Areal yang berada di komplek perkantoran Renah Semanek kecamatan Karang Tinggi kabupaten Bengkulu Tengah (Benteng) ini terlihat memprihatinkan khususnya pada bagian jembatan penghubung untuk menuju ke areal Taman kota tersebut. Bertahun-tahun, areal taman ini menjadi kawasan belukar dan seakan menyeramkan layaknya ‘rumah hantu’, khususnya pada malam hari karena tanpa penerangan yang memadai.
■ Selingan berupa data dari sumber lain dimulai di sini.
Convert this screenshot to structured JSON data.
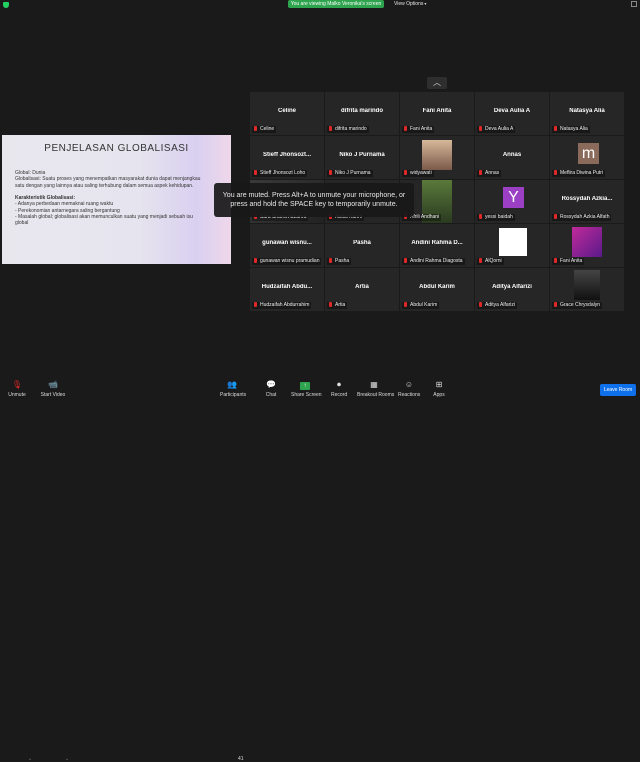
{
  "topbar": {
    "banner": "You are viewing Malko Veronika's screen",
    "view_options": "View Options"
  },
  "shared_screen": {
    "title": "PENJELASAN GLOBALISASI",
    "lines": [
      {
        "text": "Global: Dunia",
        "bold": false
      },
      {
        "text": "Globalisasi: Suatu proses yang menempatkan masyarakat dunia dapat menjangkau",
        "bold": false
      },
      {
        "text": "satu dengan yang lainnya atau saling terhubung dalam semua aspek kehidupan.",
        "bold": false
      },
      {
        "text": "",
        "bold": false
      },
      {
        "text": "Karakteristik Globalisasi:",
        "bold": true
      },
      {
        "text": "- Adanya perbedaan memaknai ruang waktu",
        "bold": false
      },
      {
        "text": "- Perekonomian antarnegara saling bergantung",
        "bold": false
      },
      {
        "text": "- Masalah global; globalisasi akan memunculkan suatu yang menjadi sebuah isu",
        "bold": false
      },
      {
        "text": "global",
        "bold": false
      }
    ]
  },
  "muted_toast": "You are muted. Press Alt+A to unmute your microphone, or press and hold the SPACE key to temporarily unmute.",
  "participants": [
    {
      "name": "Celine",
      "label": "Celine"
    },
    {
      "name": "difrita marindo",
      "label": "difrita marindo"
    },
    {
      "name": "Fani Anita",
      "label": "Fani Anita"
    },
    {
      "name": "Deva Aulia A",
      "label": "Deva Aulia A"
    },
    {
      "name": "Natasya Alia",
      "label": "Natasya Alia"
    },
    {
      "name": "Stieff Jhonsozt...",
      "label": "Stieff Jhonsozt Loho"
    },
    {
      "name": "Niko J Purnama",
      "label": "Niko J Purnama"
    },
    {
      "name": "",
      "label": "widyawati"
    },
    {
      "name": "Annas",
      "label": "Annas"
    },
    {
      "name": "",
      "label": "Meflira Diwina Putri",
      "avatar": "m"
    },
    {
      "name": "",
      "label": "Sara Sharra Azzahra"
    },
    {
      "name": "",
      "label": "Abdul Karim"
    },
    {
      "name": "",
      "label": "Afrili Andhani"
    },
    {
      "name": "",
      "label": "yessi baidah",
      "avatar": "Y"
    },
    {
      "name": "Rossydah Azkia...",
      "label": "Rossydah Azkia Alfath"
    },
    {
      "name": "gunawan wisnu...",
      "label": "gunawan wisnu pramudian"
    },
    {
      "name": "Pasha",
      "label": "Pasha"
    },
    {
      "name": "Andini Rahma D...",
      "label": "Andini Rahma Diagosta"
    },
    {
      "name": "",
      "label": "AlQorni"
    },
    {
      "name": "",
      "label": "Fani Anita"
    },
    {
      "name": "Hudzaifah Abdu...",
      "label": "Hudzaifah Abdurrahim"
    },
    {
      "name": "Artia",
      "label": "Artia"
    },
    {
      "name": "Abdul Karim",
      "label": "Abdul Karim"
    },
    {
      "name": "Aditya Alfarizi",
      "label": "Aditya Alfarizi"
    },
    {
      "name": "",
      "label": "Grace Chrysdalyn"
    }
  ],
  "toolbar": {
    "unmute": "Unmute",
    "start_video": "Start Video",
    "participants": "Participants",
    "participants_count": "41",
    "chat": "Chat",
    "share_screen": "Share Screen",
    "record": "Record",
    "breakout": "Breakout Rooms",
    "reactions": "Reactions",
    "apps": "Apps",
    "leave": "Leave Room"
  }
}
            Namun, saat ini menurut info yang beredar, Dinas Pekerjaan Umum dan Penataan Ruang (PUPR) Kabupaten Benteng tahun ini telah merencanakan pembangunan jembatan ini. Kadis PUPR Benteng Rachmat Riyanto ST, MT melalui Kabid Bina Marga Febrian Fatahillan ST, MT mengaku anggaran untuk pembangunan jembatan ini sudah siap. Menurutnya, proyek ini menggunakan dana APBD sebesar Rp 1,5 miliar. “ya, pembangunan ini menguras kas APBD kita sebesar Rp 1,5 miliar,” ujar Febrian.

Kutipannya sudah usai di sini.